The Reserve Bank of Zimbabwe (RBZ) says 80% of monetary transactions will be through plastic money in five years as it moves to promote a cashless society.
BY TATIRA ZWINOIRA
In 2015, the value of mobile and internet-based transactions rose by 32% to $1,6 billion from $1,2 billion the previous year, according to central bank’s statistics.
RBZ governor John Mangudya told NewsDay recently that the central bank was putting policies in place which would instil confidence in order to reach that goal of a cashless society.
“Confidence is not tangible, it is felt so each time when we are trying to put in place policies, we are trying to increase confidence.

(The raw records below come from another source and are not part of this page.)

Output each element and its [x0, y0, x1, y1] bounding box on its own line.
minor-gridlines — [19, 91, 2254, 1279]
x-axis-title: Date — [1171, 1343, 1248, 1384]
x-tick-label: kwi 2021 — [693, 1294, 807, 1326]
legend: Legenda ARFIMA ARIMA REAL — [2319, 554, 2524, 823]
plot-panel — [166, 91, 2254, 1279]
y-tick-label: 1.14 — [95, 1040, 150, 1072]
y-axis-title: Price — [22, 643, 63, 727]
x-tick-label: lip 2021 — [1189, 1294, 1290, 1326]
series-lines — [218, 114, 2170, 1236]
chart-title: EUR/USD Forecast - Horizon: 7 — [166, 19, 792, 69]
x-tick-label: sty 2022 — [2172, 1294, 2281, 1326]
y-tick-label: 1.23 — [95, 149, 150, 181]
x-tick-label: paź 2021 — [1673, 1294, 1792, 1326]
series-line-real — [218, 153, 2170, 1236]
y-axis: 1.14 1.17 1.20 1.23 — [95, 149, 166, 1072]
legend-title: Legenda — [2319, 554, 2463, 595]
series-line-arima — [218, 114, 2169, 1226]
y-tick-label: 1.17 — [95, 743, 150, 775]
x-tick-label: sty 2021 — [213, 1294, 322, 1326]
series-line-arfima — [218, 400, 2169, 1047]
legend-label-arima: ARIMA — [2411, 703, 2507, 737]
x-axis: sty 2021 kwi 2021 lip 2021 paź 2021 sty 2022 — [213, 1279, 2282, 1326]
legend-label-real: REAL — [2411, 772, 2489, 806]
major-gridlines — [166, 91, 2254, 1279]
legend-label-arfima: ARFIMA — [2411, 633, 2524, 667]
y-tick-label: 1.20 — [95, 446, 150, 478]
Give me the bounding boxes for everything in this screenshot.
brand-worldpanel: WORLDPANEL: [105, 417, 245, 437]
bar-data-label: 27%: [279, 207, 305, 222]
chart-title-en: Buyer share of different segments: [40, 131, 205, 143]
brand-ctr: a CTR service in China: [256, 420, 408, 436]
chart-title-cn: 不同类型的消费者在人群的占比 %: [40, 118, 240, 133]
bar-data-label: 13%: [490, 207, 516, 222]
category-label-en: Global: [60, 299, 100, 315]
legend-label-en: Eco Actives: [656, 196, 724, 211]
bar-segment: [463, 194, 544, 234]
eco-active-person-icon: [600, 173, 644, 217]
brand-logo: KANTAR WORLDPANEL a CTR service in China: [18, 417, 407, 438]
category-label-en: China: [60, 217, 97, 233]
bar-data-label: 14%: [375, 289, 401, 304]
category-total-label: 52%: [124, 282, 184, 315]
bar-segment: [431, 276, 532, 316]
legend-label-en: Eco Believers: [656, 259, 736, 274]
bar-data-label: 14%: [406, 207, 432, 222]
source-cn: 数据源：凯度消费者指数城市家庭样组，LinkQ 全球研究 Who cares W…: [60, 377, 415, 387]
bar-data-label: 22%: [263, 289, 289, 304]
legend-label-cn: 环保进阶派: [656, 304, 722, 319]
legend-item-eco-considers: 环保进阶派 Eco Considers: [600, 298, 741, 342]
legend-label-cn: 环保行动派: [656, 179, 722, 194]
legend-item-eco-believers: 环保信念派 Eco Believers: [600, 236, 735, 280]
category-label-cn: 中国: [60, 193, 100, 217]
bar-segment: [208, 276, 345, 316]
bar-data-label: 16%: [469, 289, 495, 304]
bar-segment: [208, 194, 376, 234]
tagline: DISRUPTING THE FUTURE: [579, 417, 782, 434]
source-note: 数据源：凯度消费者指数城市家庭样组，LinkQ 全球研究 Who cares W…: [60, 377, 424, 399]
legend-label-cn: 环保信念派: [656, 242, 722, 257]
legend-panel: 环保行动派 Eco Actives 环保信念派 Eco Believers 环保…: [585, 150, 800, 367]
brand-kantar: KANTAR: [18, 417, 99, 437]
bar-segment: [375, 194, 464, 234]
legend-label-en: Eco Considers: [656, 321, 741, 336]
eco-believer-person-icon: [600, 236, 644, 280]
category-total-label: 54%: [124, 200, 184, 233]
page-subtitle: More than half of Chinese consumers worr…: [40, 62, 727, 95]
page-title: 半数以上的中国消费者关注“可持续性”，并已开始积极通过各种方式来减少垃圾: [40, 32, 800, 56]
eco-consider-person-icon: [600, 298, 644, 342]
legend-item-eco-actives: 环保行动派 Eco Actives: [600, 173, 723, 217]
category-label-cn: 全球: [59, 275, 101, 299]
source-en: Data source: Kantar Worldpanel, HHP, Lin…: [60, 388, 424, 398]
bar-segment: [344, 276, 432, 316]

Confidence is like trust, you need to earn it.
This is a continuous process, yes, the confidence in Zimbabwe has gone down but we are now trying to improve and rebuild on the little that is there to go forward with our lives,” Mangudya said.
“Our vision is that in the next five years this society should have changed to at least 80%, in terms of most of our transactions. Zimbabweans take time to change mainly because what they have gone through and we do sympathise with their situation.”
Plastic money is a generic term used mainly for all types of money represented by bank cards, credit cards, debit cards, smart cards and Visa cards among others.
The use of plastic money on automated teller machines or point-of-sale machines is dependent on the performance of the banking sector as well as the availability of funds.
Confederation of Zimbabwe Retailers president Denford Mutashu said the transaction time was a bit long for retailers to access funds from card-based transactions.
He said the reason why some retailers showed hesitancy in accepting debit cards was because it would take between 12 to 24 hours for retailers to have money in their accounts from the card-based transactions.
“We want efficiency with the banks to avoid transaction challenges”.
One of the challenges of using plastic money is that it can lead to increased borrowing which adversely increases the individual or corporate debt of the borrower.
Financial securities expert Persistence Gwanyanya said plastic money would help to reduce the effect of the liquidity shortages although there was reluctance on the use of credit cards from banks.
“In Zimbabwe, there has been a limited use of credit cards because of the banks’ reluctance to lend. Preloaded cards are common in Zimbabwe and these are mainly used to facilitate in transactions.
Their acceptance will see increasing flow of money into the formal banking system, which will alleviate liquidity problems,” Gwanyanya said.
“The use of plastic money largely entails keeping more money in the banks. Therefore safety of plastic money largely depends on the soundness of the banking system. Zimbabwe’s banking system is now fairly safe and sound despite vulnerabilities at other few small banks.”
He said Zimbabwe needed a cashless society more than all other countries in the world “because of the country’s inability to print money”.